If I put the well-being of others before my own, then I don’t make decisions for myself, but for others. This problem is particularly evident when it comes to household and mental load. It is simply assumed that women are taking on more responsibilities at home, leaving them with even more conflicting choices. Am I doing something nice for myself tonight or do I take care of the laundry I still have to do? Women still have more to-dos on their list and therefore have to choose between their own wishes and their supposed tasks more often. When that choice ends up being some me-time, guilt is often involved. So it’s a bit like the plague or cholera – so it’s no wonder that it’s often the women who suffer from “decision fatigue” and therefore prefer to avoid them.
“Decision Fatigue”: This can make it easier for you to make decisions for yourself again
Why do we often find it so difficult to commit to one option when faced with a choice?
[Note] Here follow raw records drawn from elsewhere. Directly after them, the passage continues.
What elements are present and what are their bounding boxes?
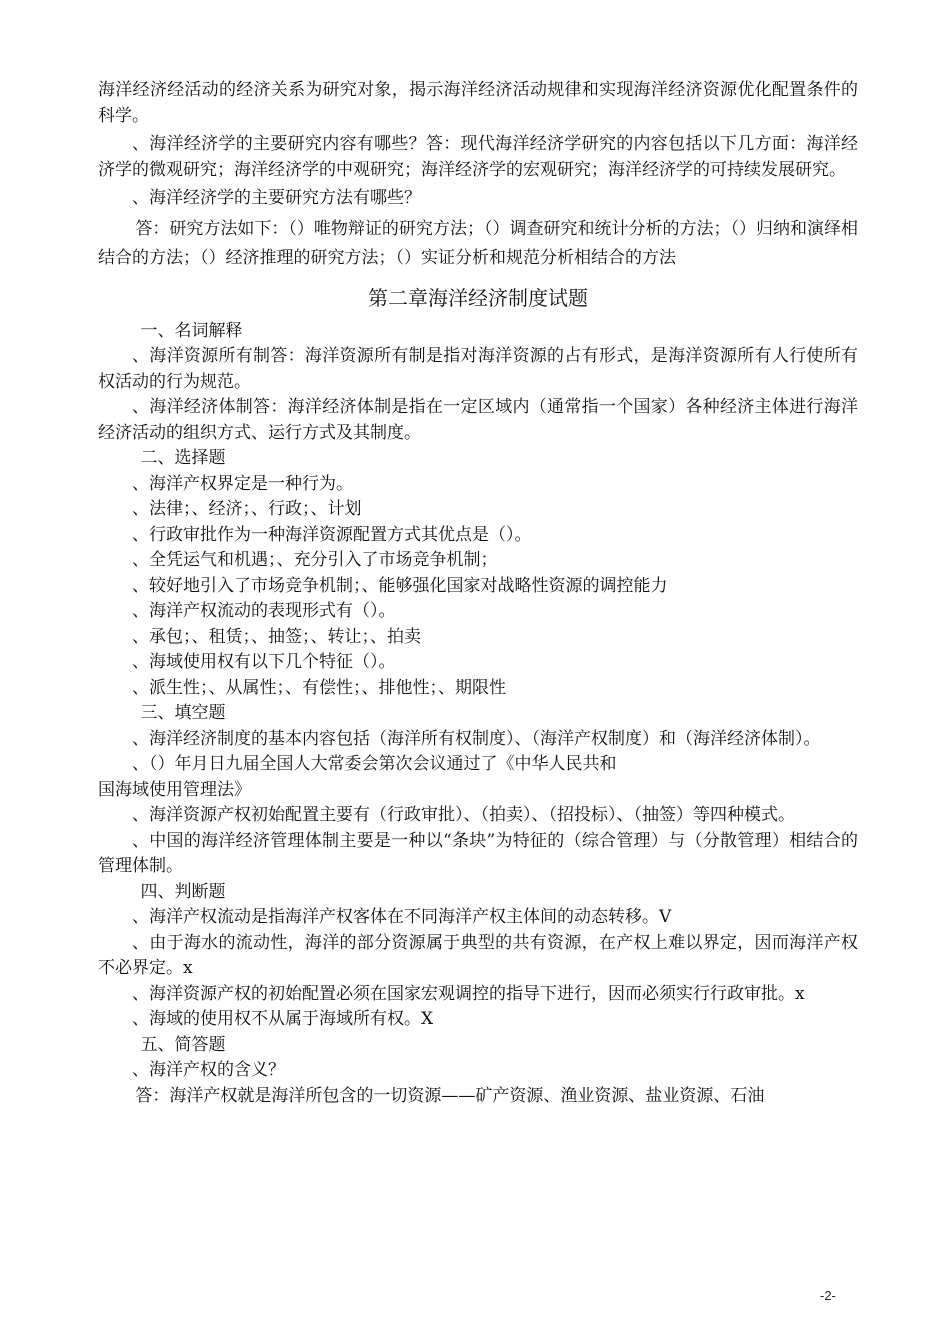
intro-paragraph-3: 、海洋经济学的主要研究方法有哪些？ bbox=[132, 188, 421, 208]
choice-item: 、较好地引入了市场竞争机制；、能够强化国家对战略性资源的调控能力 bbox=[132, 575, 668, 596]
section-heading-short-answer: 五、简答题 bbox=[140, 1034, 226, 1055]
choice-item: 、派生性；、从属性；、有偿性；、排他性；、期限性 bbox=[132, 677, 506, 698]
judge-item: 、海域的使用权不从属于海域所有权。X bbox=[132, 1009, 434, 1029]
choice-item: 、承包；、租赁；、抽签；、转让；、拍卖 bbox=[132, 626, 421, 647]
fill-item: 、海洋资源产权初始配置主要有（行政审批）、（拍卖）、（招投标）、（抽签）等四种模式。 bbox=[132, 805, 795, 825]
choice-item: 、法律；、经济；、行政；、计划 bbox=[132, 499, 362, 519]
intro-paragraph-4: 答：研究方法如下：（）唯物辩证的研究方法；（）调查研究和统计分析的方法；（）归纳和演绎相结合的方法；（）经济推理的研究方法；（）实证分析和规范分析相结合的方法 bbox=[98, 218, 858, 268]
fill-item: 、（）年月日九届全国人大常委会第次会议通过了《中华人民共和 bbox=[132, 754, 617, 774]
section-heading-fill: 三、填空题 bbox=[140, 703, 226, 723]
intro-paragraph-2: 、海洋经济学的主要研究内容有哪些？答：现代海洋经济学研究的内容包括以下几方面：海洋经济学的微观研究；海洋经济学的中观研究；海洋经济学的宏观研究；海洋经济学的可持续发展研究。 bbox=[98, 134, 858, 180]
document-page bbox=[98, 78, 858, 1109]
choice-item: 、全凭运气和机遇；、充分引入了市场竞争机制； bbox=[132, 550, 498, 570]
terms-item-1: 、海洋资源所有制答：海洋资源所有制是指对海洋资源的占有形式，是海洋资源所有人行使所有权活动的行为规范。 bbox=[98, 346, 858, 392]
judge-item: 、海洋资源产权的初始配置必须在国家宏观调控的指导下进行，因而必须实行行政审批。x bbox=[132, 983, 805, 1004]
page-number: -2- bbox=[820, 1288, 836, 1303]
choice-item: 、行政审批作为一种海洋资源配置方式其优点是（）。 bbox=[132, 524, 532, 545]
choice-item: 、海洋产权界定是一种行为。 bbox=[132, 473, 353, 494]
fill-item-continuation: 国海域使用管理法》 bbox=[98, 779, 251, 800]
judge-item: 、由于海水的流动性，海洋的部分资源属于典型的共有资源，在产权上难以界定，因而海洋产权不必界定。x bbox=[98, 932, 858, 978]
section-heading-judge: 四、判断题 bbox=[140, 881, 226, 902]
choice-item: 、海域使用权有以下几个特征（）。 bbox=[132, 652, 396, 672]
terms-item-2: 、海洋经济体制答：海洋经济体制是指在一定区域内（通常指一个国家）各种经济主体进行海洋经济活动的组织方式、运行方式及其制度。 bbox=[98, 397, 858, 443]
section-heading-terms: 一、名词解释 bbox=[140, 320, 243, 341]
intro-paragraph-1: 海洋经济经活动的经济关系为研究对象，揭示海洋经济活动规律和实现海洋经济资源优化配置条件的科学。 bbox=[98, 80, 858, 126]
fill-item: 、海洋经济制度的基本内容包括（海洋所有权制度）、（海洋产权制度）和（海洋经济体制）。 bbox=[132, 728, 821, 749]
choice-item: 、海洋产权流动的表现形式有（）。 bbox=[132, 601, 396, 621]
judge-item: 、海洋产权流动是指海洋产权客体在不同海洋产权主体间的动态转移。V bbox=[132, 907, 672, 927]
fill-item: 、中国的海洋经济管理体制主要是一种以“条块”为特征的（综合管理）与（分散管理）相结合的管理体制。 bbox=[98, 830, 858, 876]
short-answer-question: 、海洋产权的含义？ bbox=[132, 1060, 285, 1080]
chapter-title: 第二章海洋经济制度试题 bbox=[368, 285, 588, 310]
section-heading-choice: 二、选择题 bbox=[140, 448, 226, 468]
short-answer-answer: 答：海洋产权就是海洋所包含的一切资源——矿产资源、渔业资源、盐业资源、石油 bbox=[135, 1085, 765, 1106]
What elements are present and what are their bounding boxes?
Because we have learned not to rely solely on our intuition. It actually tells us straight away what our heart beats for more and what we feel like doing more. Our first instinct is what we should listen to when making decisions. That’s why it’s important to reactivate your gut feeling and listen to it in moments of choice. If you’re having trouble feeling it, you may generally need a little break from everyday life to ground yourself and reconnect with yourself. You can do this with hobbies that you have neglected for a long time or, for example, through journaling. You regularly write down what’s going on inside you, let out everything that’s bothering you at the moment, and this gives you a clear head again.
Routines also help to slow down “decision fatigue” because you have to make fewer decisions in everyday life. If you have a fixed routine for how you plan your day, you are less likely to have to choose what you want to eat today or how you want to dress. Planning is key, which is why you should think about the coming week in advance. In general, however, it is helpful to work on your self-confidence in order to work on your fear of supposedly wrong decisions. Try to understand that each of your options has a specific purpose in your life, and even if it doesn’t turn out to be optimal in hindsight, this step is part of your development. You learn from mistakes, even if it’s just a bad lunch choice. So dare to make the choice for yourself.